On July 2, 2008, plaintiff filed a three-count complaint against BCBSM, challenging the permissibility of the Accident Fund's acquisition of UWI, CWI, and Third Coast, as well as of BCBSM's November 2007 $125 million contribution to the Accident Fund. Only counts I and II are at issue before this Court.
Plaintiff alleged that the Accident Fund's acquisition of UWI, CWI, and Third Coast violated the general prohibition, in the first sentence of subdivision (o) of § 207(1), against the acquisition of any "domestic, foreign, or alien insurers...." While the second sentence of subdivision (o) provides an exception to that prohibition in certain situations, plaintiff further argued that the Accident Fund's acquisitions at issue here did not fall within the exception language.
BCBSM moved in the trial court for summary disposition of the complaint pursuant to MCR 2.116(C)(8), asserting that MCL 550.1207(1)(o) applies only to BCBSM, because it is "a health care corporation" under the Act, and that the statute does not apply to the Accident Fund, because it is not such a health-care corporation.
The trial court initially denied BCBSM's motion regarding count I. On count II, the trial court concluded that plaintiff had alleged sufficient facts to state a claim that BCBSM violated the statute by making the $125 million contribution to the Accident Fund at the time and in the manner that it did so, but the trial court dismissed that count without prejudice and referred it to the OFIR Commissioner under the doctrine of primary jurisdiction. BCBSM moved for reconsideration of the trial court's denial of its motion for summary disposition of count I of the complaint, and the trial court granted that motion and, on reconsideration, dismissed count I of plaintiffs complaint. On January 13, 2009, the trial court entered an order concluding that the restrictions set forth in MCL 550.1207(1)(o) do not directly apply to transactions undertaken by the Accident Fund, nor do they apply to actions taken by BCBSM indirectly by and through the Accident Fund, its subsidiary.
After plaintiffs appeal of the trial court's January 13, 2009, order was filed in this Court, the OFIR Commissioner considered the issues raised by count II of the complaint and entered his order, concluding that "BCBSM did not violate Section 207(1)(x)(vi) in its November 2007 capital contribution to the Accident Fund." Plaintiff then filed a second complaint in the circuit court against BCBSM and a petition to review the OFIR Commissioner's order, naming the OFIR and the OFIR Commissioner as respondents, asking the court to declare that the OFIR Commissioner's resolution of the challenge to
Plaintiff first argues, in Docket No. 290167, that the trial court erred by granting summary disposition of count I of plaintiffs initial complaint because, contrary to the trial court's conclusion, MCL 550.1207(1)(o) prohibited the Accident Fund's acquisition of UWI, CWI, and Third Coast.
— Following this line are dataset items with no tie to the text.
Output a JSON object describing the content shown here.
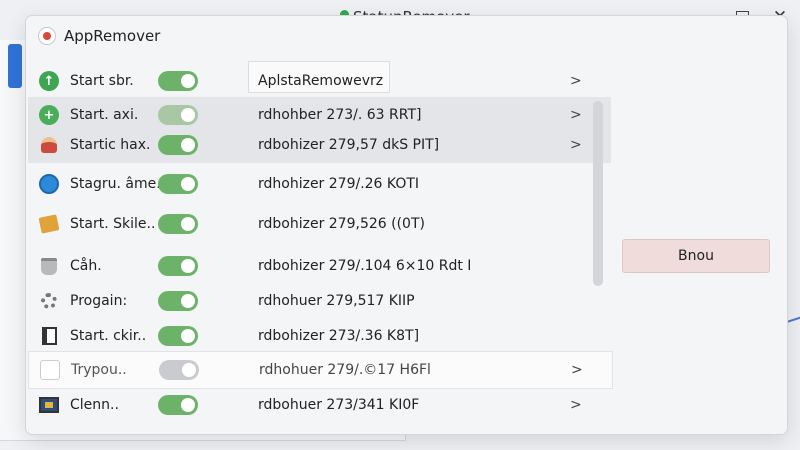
{
  "titlebar": {
    "title": "StatupRemover"
  },
  "window": {
    "app_title": "AppRemover"
  },
  "header": {
    "value_col": "AplstaRemowevrz"
  },
  "rows": [
    {
      "label": "Start⁢ sbr.",
      "value": "",
      "icon": "arrow-up-icon",
      "toggle": "on"
    },
    {
      "label": "Start. axi.",
      "value": "rdhohber 273/. 63 RRT]",
      "icon": "plus-circle-icon",
      "toggle": "dim"
    },
    {
      "label": "Startic hax.",
      "value": "rdbohizer 279,57 dkS PIT]",
      "icon": "person-icon",
      "toggle": "on"
    },
    {
      "label": "Stagru. âme..",
      "value": "rdhohizer 279/.26 KOTI",
      "icon": "globe-icon",
      "toggle": "on"
    },
    {
      "label": "Start. Skile..",
      "value": "rdbohizer 279,526 ((0T)",
      "icon": "box-icon",
      "toggle": "on"
    },
    {
      "label": "Cåh.",
      "value": "rdbohizer 279/.104 6×10 Rdt I",
      "icon": "pot-icon",
      "toggle": "on"
    },
    {
      "label": "Progain:",
      "value": "rdhohuer 279,517 KIIP",
      "icon": "gear-icon",
      "toggle": "on"
    },
    {
      "label": "Start. ckir..",
      "value": "rdbohizer 273/.36 K8T]",
      "icon": "document-icon",
      "toggle": "on"
    },
    {
      "label": "Trypou..",
      "value": "rdhohuer 279/.©17 H6Fl",
      "icon": "blank-icon",
      "toggle": "off"
    },
    {
      "label": "Clenn..",
      "value": "rdbohuer 273/341 KI0F",
      "icon": "monitor-icon",
      "toggle": "on"
    }
  ],
  "chevron": ">",
  "side_button": {
    "label": "Bnou"
  },
  "colors": {
    "toggle_on": "#6cb369",
    "toggle_off": "#c9cbce",
    "button_bg": "#f0dcda"
  }
}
We disagree.
As a preliminary matter, BCBSM asserts that this Court lacks jurisdiction to hear plaintiffs appeal as of right in Docket No. 290167 of the trial court's January 13, 2009, order, because the trial court's October 6, 2008, order granting in part and denying in part BCBSM's motion for summary disposition dismissed count II of plaintiffs complaint without prejudice and referred that count to the OFIR Commissioner. BCBSM argues that a dismissal without prejudice is not a final order under MCR 7.203(A), and therefore, that the trial court's disposition of count II in that manner "renders the collective orders from which this appeal is taken non-final, and deprives this Court of jurisdiction to entertain the appeal of right." We disagree.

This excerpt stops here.